Ok, so if I’m right about this, why is this not at the top of the HQL documentation? Don’t you think they should talk about this as a method of last resort?

Time to start reading POJOs in Action again.

Tapestry and Hibernate Take 2

In a previous post I lamented about Tapestry and Hibernate fighting each other. This was very soon after I had started using Tapestry for the first time, and I wanted to talk a little bit more about it now that I’ve been using it for a while. So now I can rant with much more detail.

Cut to the Chase

The short answer is that I have more of a mixed feeling about it now than I did before, but that I still think that Tapestry and Hibernate are not a good solution. There is too much of an impedance mismatch between the two. They are both very complex frameworks with leaky abstractions that make you have to know too much to use them well.

Complexity and Leaky Abstractions Sink Ships

Hibernate and Tapestry are incredibly complex pieces of software. Throw in a lot of hidden, “magic” functionality in Tapestry from its use of Hivemind and it’s even harder to understand what’s going on. This complexity and lack of transparency means that understanding the deterministic behavior of an application is incredibly difficult. It seems like people “just try different things until something works”. I would call this Programming by Coincidence. The abstractions are just leaky enough that you have to know about the implementation details to effectively use the framework.

The @Persist annotation (or the persist property in the jwc/page files, etc) store objects in the Web Session. If you modify the state of the object that change is not persisted because it does not know the object was changed. You have to actually call the setter of the persist property to get a new value set. This doesn’t sound like that big of a deal until you try to integrate something like Tapernate to help with Hibernate persistence issues. Tapernate will merge the persistent Hibernate object back into the current Hibernate Session. Well, if you’ve modified an @Persist bean and Tapernate merges it back into the Hibernate Session, you will end up with stale data in your Hibernate session unless you call the setter and set the value to null. Well if you set the value to null, then you break the back button because someone will click back and then get a NullPointerException if they try and submit the form.

I should not put all of the blame on Tapestry though. Hibernate is itself a hugely complex piece of software as well. (ORM is a complex problem, so some of this complexity might be unavoidable.) There are so many possible ways of mapping objects that you can never truly know if you’ve done it the right or the best way, and best is always dependent on your situation and your application uses which makes it even harder to discuss with others whether it’s best. Hibernate does a lot of work to ensure the consistency of it’s Session, if there’s a possibility of it being inconsistent, it throws exceptions.

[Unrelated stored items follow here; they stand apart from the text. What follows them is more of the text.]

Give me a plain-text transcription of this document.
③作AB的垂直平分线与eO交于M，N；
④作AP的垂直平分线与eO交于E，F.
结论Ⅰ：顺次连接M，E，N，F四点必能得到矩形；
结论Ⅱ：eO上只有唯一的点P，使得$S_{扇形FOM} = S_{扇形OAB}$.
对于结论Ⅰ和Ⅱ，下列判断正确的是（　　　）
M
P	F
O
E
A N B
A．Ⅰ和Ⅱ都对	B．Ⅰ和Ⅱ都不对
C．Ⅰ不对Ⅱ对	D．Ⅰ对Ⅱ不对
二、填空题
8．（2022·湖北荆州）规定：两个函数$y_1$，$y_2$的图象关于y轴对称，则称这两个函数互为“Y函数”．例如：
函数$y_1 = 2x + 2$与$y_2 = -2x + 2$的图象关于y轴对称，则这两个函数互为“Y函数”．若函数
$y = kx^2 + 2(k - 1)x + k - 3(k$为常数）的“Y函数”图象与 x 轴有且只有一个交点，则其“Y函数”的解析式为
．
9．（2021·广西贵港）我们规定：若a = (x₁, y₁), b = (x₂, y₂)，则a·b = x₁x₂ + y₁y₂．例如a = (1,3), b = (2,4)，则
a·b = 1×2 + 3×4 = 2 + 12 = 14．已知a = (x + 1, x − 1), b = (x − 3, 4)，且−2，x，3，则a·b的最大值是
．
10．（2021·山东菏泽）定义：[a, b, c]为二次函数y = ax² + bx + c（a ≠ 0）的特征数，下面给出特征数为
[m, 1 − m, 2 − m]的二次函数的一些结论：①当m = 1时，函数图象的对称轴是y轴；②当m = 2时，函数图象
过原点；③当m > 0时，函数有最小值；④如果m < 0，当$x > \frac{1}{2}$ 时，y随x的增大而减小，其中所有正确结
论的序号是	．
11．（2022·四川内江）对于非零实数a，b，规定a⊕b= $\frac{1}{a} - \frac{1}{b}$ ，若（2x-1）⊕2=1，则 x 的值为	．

So you get LazyInstantiationExceptions because the Session is closed, you get NonUniqueObject exceptions because an object with the same id is already in the Session, you get TransientObjectExceptions because you didn’t schedule a new Object for saving in the session, etc, etc. Way too much implementation detail! Of course if you ever suggest to the Hibernate people that this is too much detail and they “should just handle it”, you get told how smart they are and how dumb you are and how you wouldn’t like the consequences of them not throwing these Exceptions. Isn’t that helpful.

As Ted Neward said, ORM is The Vietnam of Computer Science


This can’t be the best we can do. We’ve seen interesting things like Active Record come out of the Ruby world. Not that Active Record is perfect, but I have yet to see a NonUniqueObject exception or a Lazy Loading error which is a Good Thing ™ since I don’t care about those details. I think the Application centric, declarative configuration of Spring is much easier to understand and less error prone than the configuration of Hivemind.

New axioms:
All things being equal, Using fewer frameworks is better. Using less complex frameworks is better. Managing complexity is the premier goal of software development. Code reuse should not trump simplicty of design and simplicity of implementation.